Further along the open access process, Jisc Publication Router will direct content to the appropriate repository while Jisc Monitor will help institutions to track OA publication processes, especially with reference to compliance and costs.

And come pubication, RIOXX Guidelines and Application Profile provides a mechanism for institutional repositories to comply with the RCUK policy on open access, supporting the consistent tracking of OA publications across scholarly systems. CORE also provides the text and data-mining interface for all open access literature from repositories and some journals.

As Fahmy’s colleague, Neil Jacobs, head of scholarly communications support at Jisc, puts it: ‘Take RIOXX, I think it’s fair to say that before we developed this, most repositories encoded information in a fairly idiosyncratic way and there were interoperability issues.’

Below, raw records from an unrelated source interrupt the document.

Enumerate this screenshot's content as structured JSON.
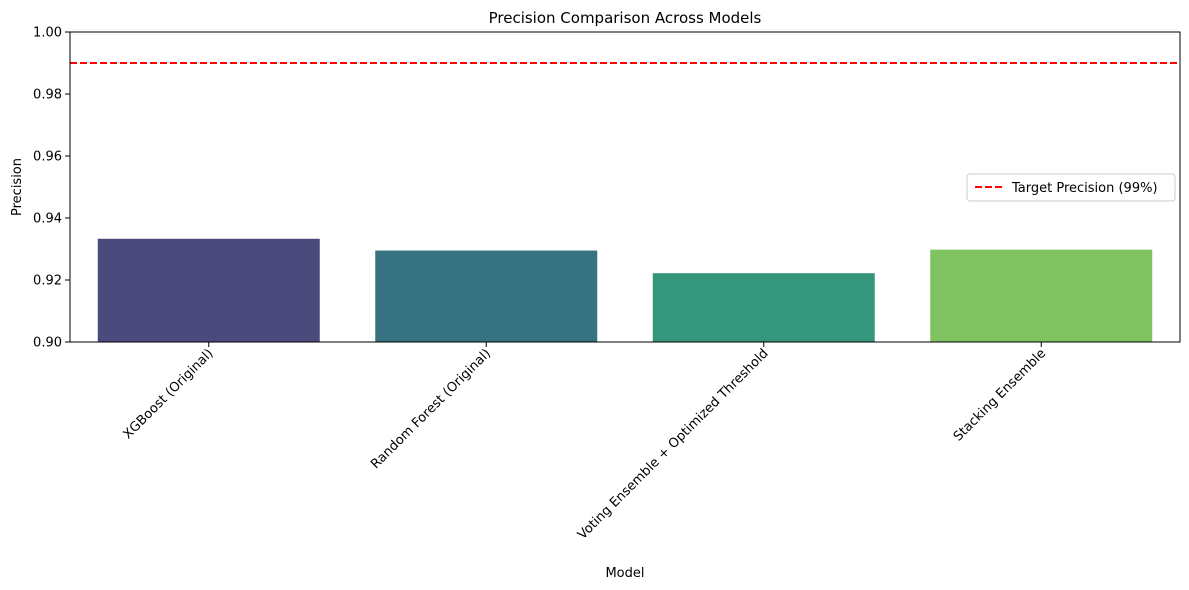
{
  "chart_data": {
    "type": "bar",
    "title": "Precision Comparison Across Models",
    "xlabel": "Model",
    "ylabel": "Precision",
    "ylim": [
      0.9,
      1.0
    ],
    "yticks": [
      "0.90",
      "0.92",
      "0.94",
      "0.96",
      "0.98",
      "1.00"
    ],
    "categories": [
      "XGBoost (Original)",
      "Random Forest (Original)",
      "Voting Ensemble + Optimized Threshold",
      "Stacking Ensemble"
    ],
    "values": [
      0.9333,
      0.9295,
      0.9222,
      0.9298
    ],
    "bar_colors": [
      "#4a4b7c",
      "#36727f",
      "#34977b",
      "#80c260"
    ],
    "target_line": {
      "value": 0.99,
      "label": "Target Precision (99%)",
      "color": "#ff0000",
      "style": "dashed"
    },
    "legend_position": "center-right",
    "grid": false
  }
}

‘We hope [the tool] will standardise this, and also help with other policies, such as the European Commission Horizon 2020 programme,’ he adds. ‘From an institutional point of view, there is a lot to open access and it really matters to institutions that they get it right.’

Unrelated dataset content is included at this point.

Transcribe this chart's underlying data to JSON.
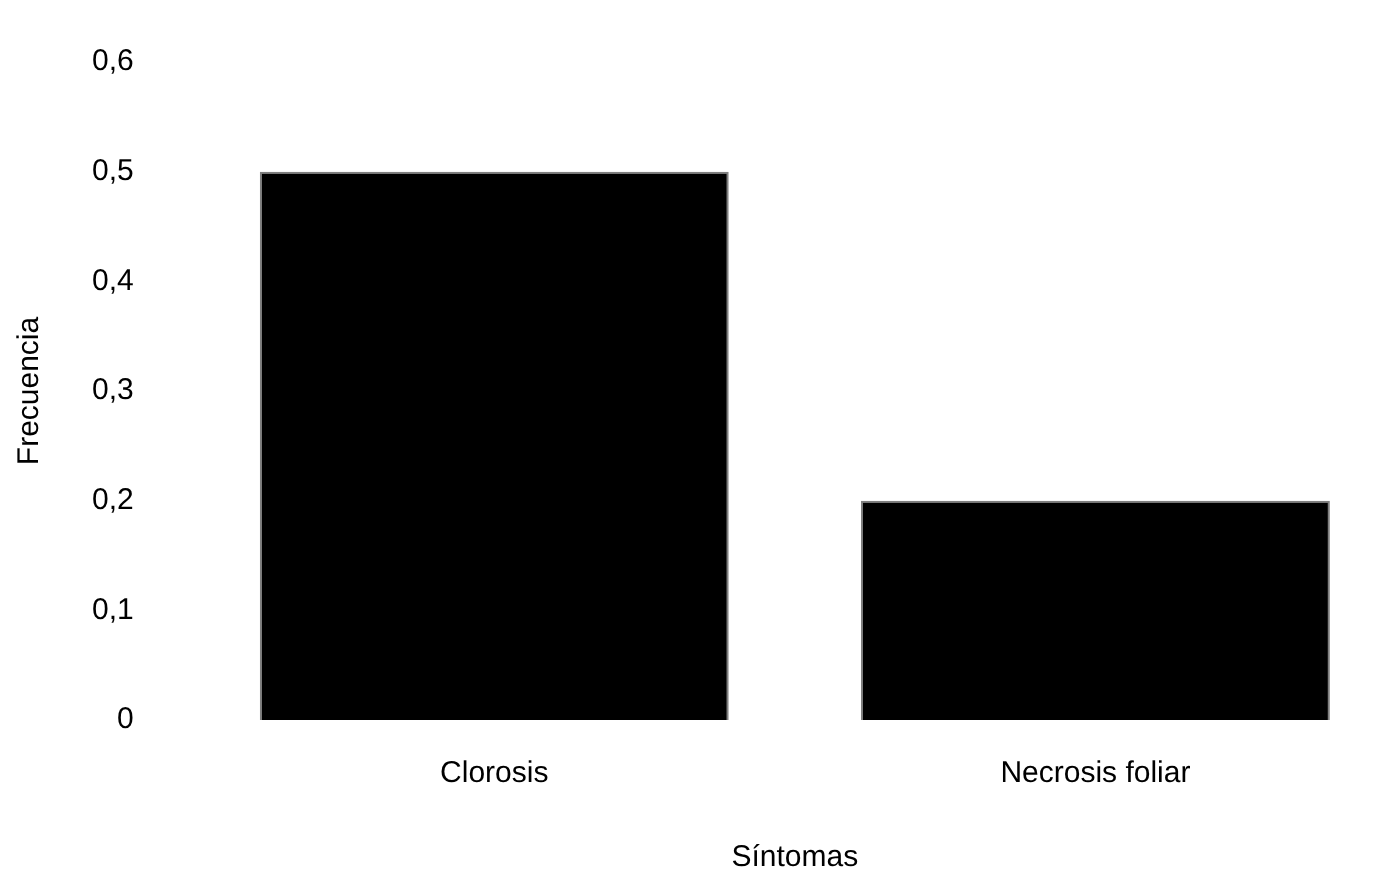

For his part, Jacobs is confident that the tools and services are coming together so institutions can begin to comply with OA policies, more seamlessly: ‘We have compliance, interoperability and issues such as these, so there’s work to do, but it’s not an amazing amount of work,’ he says.

Case-in-point, a recent independent study from several funding bodies including RCUK and the Wellcome Trust, on Jisc’s Sherpa/Fact  tool, revealed positive results. This funders and author’s compliance tool was found to be more than 95 per cent accurate when checking publisher policies against funder mandates for open access.

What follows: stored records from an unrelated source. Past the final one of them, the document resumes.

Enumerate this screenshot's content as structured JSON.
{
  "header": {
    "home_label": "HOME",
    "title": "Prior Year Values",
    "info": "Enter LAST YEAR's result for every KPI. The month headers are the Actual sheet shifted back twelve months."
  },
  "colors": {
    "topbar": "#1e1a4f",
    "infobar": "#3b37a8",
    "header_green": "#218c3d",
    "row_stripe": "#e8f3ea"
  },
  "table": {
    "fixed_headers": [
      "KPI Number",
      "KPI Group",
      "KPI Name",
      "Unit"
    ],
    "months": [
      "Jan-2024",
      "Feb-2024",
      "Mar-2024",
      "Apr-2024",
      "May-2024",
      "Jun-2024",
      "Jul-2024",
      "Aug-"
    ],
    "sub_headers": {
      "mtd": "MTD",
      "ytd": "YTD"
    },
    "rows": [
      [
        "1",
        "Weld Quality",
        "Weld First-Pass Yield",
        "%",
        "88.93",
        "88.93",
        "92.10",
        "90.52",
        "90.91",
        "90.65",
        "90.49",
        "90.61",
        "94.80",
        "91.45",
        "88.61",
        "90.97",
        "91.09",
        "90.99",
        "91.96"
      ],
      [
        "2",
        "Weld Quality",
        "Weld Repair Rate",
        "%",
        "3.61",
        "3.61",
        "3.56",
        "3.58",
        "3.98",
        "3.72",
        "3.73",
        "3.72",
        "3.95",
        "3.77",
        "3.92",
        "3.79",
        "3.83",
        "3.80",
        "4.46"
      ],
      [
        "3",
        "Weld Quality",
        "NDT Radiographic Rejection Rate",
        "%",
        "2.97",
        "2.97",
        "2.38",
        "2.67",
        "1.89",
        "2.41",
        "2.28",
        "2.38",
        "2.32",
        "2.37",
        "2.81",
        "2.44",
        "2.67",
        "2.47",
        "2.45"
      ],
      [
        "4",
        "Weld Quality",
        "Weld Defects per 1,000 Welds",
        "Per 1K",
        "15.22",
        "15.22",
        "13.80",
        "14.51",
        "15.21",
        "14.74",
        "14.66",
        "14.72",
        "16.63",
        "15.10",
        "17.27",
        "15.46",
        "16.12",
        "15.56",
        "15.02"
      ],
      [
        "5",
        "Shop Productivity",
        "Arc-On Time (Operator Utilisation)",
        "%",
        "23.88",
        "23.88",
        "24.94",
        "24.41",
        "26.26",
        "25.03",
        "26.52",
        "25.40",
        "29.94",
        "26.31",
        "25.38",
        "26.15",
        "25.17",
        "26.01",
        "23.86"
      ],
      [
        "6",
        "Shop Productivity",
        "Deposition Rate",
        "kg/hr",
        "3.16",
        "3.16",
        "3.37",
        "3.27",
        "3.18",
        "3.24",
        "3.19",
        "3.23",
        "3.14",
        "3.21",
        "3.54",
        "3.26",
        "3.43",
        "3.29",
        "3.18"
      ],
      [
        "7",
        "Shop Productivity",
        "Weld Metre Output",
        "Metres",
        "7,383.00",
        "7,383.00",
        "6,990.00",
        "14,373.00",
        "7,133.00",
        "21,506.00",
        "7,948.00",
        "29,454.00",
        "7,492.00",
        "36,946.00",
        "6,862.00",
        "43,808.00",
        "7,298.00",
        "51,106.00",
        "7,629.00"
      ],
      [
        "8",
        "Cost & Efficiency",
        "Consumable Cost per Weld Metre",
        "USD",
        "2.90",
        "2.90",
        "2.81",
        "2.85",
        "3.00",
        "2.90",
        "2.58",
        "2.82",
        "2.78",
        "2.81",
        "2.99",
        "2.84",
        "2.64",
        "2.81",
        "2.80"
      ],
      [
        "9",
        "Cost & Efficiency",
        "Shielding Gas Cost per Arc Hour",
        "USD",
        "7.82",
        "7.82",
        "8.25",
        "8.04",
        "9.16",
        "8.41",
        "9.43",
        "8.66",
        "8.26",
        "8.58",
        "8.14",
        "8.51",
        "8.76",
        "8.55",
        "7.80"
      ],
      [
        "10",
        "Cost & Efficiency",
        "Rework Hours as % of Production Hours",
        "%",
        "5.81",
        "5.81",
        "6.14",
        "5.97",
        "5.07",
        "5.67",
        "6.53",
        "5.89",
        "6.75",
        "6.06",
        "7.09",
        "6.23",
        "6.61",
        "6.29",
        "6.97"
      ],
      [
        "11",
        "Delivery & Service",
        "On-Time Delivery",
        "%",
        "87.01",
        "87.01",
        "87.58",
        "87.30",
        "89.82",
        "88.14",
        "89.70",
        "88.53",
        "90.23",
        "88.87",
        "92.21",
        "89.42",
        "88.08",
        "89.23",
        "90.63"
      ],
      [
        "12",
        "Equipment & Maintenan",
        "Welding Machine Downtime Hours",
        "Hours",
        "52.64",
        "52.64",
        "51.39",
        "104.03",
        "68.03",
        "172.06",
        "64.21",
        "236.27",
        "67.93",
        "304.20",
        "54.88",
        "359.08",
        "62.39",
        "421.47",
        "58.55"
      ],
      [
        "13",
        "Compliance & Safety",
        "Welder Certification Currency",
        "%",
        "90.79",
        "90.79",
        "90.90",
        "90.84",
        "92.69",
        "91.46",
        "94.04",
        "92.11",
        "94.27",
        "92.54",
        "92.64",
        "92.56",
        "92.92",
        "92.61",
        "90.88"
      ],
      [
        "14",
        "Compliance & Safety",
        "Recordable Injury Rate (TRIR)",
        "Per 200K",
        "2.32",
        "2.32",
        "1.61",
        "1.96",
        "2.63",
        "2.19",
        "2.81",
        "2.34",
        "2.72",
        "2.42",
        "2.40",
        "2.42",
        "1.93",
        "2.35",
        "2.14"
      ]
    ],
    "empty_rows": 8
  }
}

Such results indicate that step by step, progress on fulfilling the latest OA policies is being made, and as the RCUK’s Mark Thorley asserts: ‘This is all part of what research means in an Internet age.’

‘We have to make the outputs of our research more easily accessible,’ he adds. ‘Come 2020,  we’ll be a lot further down the road and my hope is innovative new business models to disseminate research will have started to come through.’   

RCUK OA policy:

HEFCE OA policy:

JISC services for OA:

Green or gold?

From word go, the 2013 RCUK policy has leaned towards the gold open access route, rather than the green route. Indeed, if a researcher follows the gold route, he or she publishes the final version of work in an open access journal, which is freely available via the publishers’ website immediately.

In contrast, the green route, or self-archiving, sees the researcher publishing his or her work in a journal and then depositing the final peer-reviewed manuscript in an institutional repository, such as ePrints, or central repository, such as arXiv or PubMed Central. What’s more, access may be subject to an embargo, depending on publisher policy.

Clearly the two are quite different, and as RCUK Research Outputs Network chair, Mark Thorley puts it: ‘Anything with an embargo period is not open access, its delayed access.’

‘In the world we live in we should be looking for research that is open and immediate access, and re-usable as of the date of online publication, now six, twelve or twenty four months down the line.’

And while many favour green open access, experience indicates this route demands a sturdy infrastructure between publishers and repositories to process peer-reviewed manuscripts. Still, the gold route demands article processing charges (APCs)  in the region of £1,000 to £2,000, that do not apply to green open access.

However, the RCUK can provide funds, and as Thorley emphasises: ‘A green repository model that still relies on subscriptions is just a transition mechanism. We have to find a more robust and open way of dealing with access.’